NEW YORK (Reuters Health) - Patient discharge 24 hours after vaginal hysterectomy can be safe and acceptable, according to a report in the BJOG: An International Journal of Obstetrics and Gynecology.
Dr. Anthony Griffiths from the University Hospital of Wales, Cardiff, and associates assessed the safety and acceptability of this procedure in 71 women from one practice. The only requirements were having a home environment suitable for recovery after early discharge and a body mass index of less than 40, indicating the woman could not be morbidly obese.
Sixty-five of the women (91.5 percent) were discharged home within 24 hours of the operation, the authors report. Among the remaining six, three were electively admitted for postoperative pain management.
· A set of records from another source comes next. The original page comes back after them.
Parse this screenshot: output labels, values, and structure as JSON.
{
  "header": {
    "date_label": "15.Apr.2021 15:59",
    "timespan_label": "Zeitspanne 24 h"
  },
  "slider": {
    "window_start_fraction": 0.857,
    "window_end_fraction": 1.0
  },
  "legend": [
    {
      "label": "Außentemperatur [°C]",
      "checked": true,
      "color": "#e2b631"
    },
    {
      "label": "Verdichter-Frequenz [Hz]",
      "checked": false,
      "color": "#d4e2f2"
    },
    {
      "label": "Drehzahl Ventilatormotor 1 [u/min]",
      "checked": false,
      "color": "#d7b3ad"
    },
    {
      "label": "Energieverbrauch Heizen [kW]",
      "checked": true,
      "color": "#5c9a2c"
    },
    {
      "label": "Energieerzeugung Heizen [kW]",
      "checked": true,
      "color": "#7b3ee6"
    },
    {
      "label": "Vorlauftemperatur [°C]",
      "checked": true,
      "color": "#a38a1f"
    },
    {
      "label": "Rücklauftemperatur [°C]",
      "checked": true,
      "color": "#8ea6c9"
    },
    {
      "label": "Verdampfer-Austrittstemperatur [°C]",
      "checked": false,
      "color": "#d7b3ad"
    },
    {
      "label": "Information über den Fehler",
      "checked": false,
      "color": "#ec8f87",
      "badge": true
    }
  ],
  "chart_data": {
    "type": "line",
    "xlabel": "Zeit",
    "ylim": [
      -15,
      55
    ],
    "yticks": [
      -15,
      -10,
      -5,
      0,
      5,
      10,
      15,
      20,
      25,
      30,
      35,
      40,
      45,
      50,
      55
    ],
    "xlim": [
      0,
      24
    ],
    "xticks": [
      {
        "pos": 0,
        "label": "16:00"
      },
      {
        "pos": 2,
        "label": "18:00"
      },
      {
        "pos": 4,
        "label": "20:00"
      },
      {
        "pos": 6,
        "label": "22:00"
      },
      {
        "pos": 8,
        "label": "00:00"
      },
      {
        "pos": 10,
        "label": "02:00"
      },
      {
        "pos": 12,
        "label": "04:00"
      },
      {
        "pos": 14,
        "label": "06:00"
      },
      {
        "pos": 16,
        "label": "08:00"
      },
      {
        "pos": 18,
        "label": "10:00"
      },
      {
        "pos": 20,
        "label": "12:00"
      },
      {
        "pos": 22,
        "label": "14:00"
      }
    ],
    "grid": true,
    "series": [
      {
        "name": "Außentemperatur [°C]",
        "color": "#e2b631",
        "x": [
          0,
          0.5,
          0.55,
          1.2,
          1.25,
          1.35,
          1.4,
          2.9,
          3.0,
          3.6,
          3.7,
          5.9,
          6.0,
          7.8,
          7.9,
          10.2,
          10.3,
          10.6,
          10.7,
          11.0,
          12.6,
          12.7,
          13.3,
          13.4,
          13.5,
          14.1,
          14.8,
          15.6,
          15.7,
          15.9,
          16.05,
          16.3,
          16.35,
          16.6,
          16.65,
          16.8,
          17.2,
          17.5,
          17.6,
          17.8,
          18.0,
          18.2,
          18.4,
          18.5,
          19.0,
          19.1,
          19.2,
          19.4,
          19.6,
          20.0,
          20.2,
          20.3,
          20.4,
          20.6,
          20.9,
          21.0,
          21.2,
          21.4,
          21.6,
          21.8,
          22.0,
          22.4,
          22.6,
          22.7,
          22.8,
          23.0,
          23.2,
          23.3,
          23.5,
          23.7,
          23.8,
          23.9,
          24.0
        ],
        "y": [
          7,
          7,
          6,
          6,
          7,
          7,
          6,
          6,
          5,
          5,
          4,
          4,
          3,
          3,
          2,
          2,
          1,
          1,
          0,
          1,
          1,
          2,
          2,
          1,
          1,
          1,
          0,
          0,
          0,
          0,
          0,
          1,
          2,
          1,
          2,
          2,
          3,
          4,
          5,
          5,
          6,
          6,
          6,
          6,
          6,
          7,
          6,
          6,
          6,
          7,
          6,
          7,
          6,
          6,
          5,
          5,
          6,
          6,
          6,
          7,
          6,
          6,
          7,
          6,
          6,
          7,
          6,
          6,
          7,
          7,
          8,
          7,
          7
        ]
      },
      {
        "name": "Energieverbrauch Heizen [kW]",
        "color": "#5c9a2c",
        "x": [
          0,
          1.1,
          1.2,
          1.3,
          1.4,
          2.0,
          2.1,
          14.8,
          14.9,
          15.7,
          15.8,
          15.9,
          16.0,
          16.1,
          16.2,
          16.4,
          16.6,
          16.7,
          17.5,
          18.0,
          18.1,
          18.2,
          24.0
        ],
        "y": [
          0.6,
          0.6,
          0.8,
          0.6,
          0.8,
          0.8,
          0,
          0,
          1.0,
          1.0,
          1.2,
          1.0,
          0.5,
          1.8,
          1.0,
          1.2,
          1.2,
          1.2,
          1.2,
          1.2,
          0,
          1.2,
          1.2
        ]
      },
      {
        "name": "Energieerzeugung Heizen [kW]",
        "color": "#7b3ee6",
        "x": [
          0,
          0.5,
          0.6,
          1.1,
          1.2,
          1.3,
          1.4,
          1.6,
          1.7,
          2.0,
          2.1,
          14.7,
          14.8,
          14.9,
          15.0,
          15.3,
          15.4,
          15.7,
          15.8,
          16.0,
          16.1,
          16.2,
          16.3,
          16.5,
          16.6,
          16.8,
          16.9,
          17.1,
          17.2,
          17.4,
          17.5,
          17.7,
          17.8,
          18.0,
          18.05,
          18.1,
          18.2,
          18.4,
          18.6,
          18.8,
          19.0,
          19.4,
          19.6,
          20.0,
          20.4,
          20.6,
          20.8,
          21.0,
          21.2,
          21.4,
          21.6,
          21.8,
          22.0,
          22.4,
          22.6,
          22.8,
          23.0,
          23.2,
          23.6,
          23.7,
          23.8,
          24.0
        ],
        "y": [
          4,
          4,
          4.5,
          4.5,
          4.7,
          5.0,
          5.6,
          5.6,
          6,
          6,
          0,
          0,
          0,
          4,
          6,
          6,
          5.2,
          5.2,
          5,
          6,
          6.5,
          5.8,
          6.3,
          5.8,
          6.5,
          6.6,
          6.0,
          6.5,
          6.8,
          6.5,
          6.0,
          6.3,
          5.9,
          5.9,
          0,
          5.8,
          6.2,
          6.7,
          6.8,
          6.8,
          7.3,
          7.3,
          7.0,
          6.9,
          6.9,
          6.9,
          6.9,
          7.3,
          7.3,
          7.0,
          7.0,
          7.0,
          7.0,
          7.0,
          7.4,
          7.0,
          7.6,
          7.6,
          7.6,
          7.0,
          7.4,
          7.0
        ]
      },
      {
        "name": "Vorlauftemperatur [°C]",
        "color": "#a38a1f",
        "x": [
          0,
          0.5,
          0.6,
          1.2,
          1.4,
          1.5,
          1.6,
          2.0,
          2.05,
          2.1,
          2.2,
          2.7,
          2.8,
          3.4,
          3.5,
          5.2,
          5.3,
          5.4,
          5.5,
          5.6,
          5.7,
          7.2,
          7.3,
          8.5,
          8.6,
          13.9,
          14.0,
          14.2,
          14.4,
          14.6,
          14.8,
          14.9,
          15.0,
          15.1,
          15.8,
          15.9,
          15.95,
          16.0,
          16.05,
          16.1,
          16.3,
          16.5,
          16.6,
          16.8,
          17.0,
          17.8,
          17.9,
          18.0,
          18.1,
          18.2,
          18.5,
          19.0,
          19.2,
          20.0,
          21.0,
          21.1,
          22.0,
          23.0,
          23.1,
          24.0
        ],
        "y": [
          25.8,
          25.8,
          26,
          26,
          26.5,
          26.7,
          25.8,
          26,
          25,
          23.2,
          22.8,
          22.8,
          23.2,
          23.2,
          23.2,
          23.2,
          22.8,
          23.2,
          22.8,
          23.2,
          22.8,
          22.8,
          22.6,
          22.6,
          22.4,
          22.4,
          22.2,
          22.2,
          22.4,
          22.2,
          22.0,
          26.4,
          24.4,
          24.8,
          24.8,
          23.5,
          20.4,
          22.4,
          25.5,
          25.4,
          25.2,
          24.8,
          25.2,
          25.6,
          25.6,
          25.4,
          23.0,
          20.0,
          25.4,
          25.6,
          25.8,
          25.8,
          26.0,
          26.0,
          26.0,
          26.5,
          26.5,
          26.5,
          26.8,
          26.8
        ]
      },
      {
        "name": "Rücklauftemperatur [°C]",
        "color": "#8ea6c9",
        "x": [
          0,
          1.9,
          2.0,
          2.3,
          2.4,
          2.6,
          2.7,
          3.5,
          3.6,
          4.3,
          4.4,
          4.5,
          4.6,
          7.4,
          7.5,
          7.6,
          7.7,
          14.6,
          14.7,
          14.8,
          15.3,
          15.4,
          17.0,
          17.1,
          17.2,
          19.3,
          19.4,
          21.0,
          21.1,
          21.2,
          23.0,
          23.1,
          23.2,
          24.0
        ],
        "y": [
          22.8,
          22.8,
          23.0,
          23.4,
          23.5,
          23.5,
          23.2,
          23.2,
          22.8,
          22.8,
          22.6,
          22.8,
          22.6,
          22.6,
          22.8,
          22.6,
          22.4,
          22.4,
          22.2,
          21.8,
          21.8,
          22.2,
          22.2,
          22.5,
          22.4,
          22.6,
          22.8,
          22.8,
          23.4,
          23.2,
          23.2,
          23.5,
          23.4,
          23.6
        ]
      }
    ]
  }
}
Only one woman required a laparotomy procedure due to abdominal bleeding 6 hours after the operation, the report indicates. Another woman was admitted for less than 24 hours for a suspected blood clot in the lung, and the third woman, a Jehovah’s Witness, was kept for 36 hours because of blood loss during surgery.
Four of the 65 women discharged within 24 hours had to be readmitted 7 to 10 days after surgery for symptoms of mild infection. These cases were then treated on an outpatient basis with oral antibiotics and drugs to control the pain, the researchers note.
“Vaginal hysterectomy performed as a 24-hour day case procedure appears to be safe and acceptable with significant benefits for the women and health provider alike,” Griffiths and colleagues conclude. This surgery can be successful in most women who would traditionally undergo hysterectomy through the abdominal route and have a longer hospital stay.
Because this approach is relatively new in the UK, the investigators add, it is important to closely monitor patients to be sure the procedure remains safe.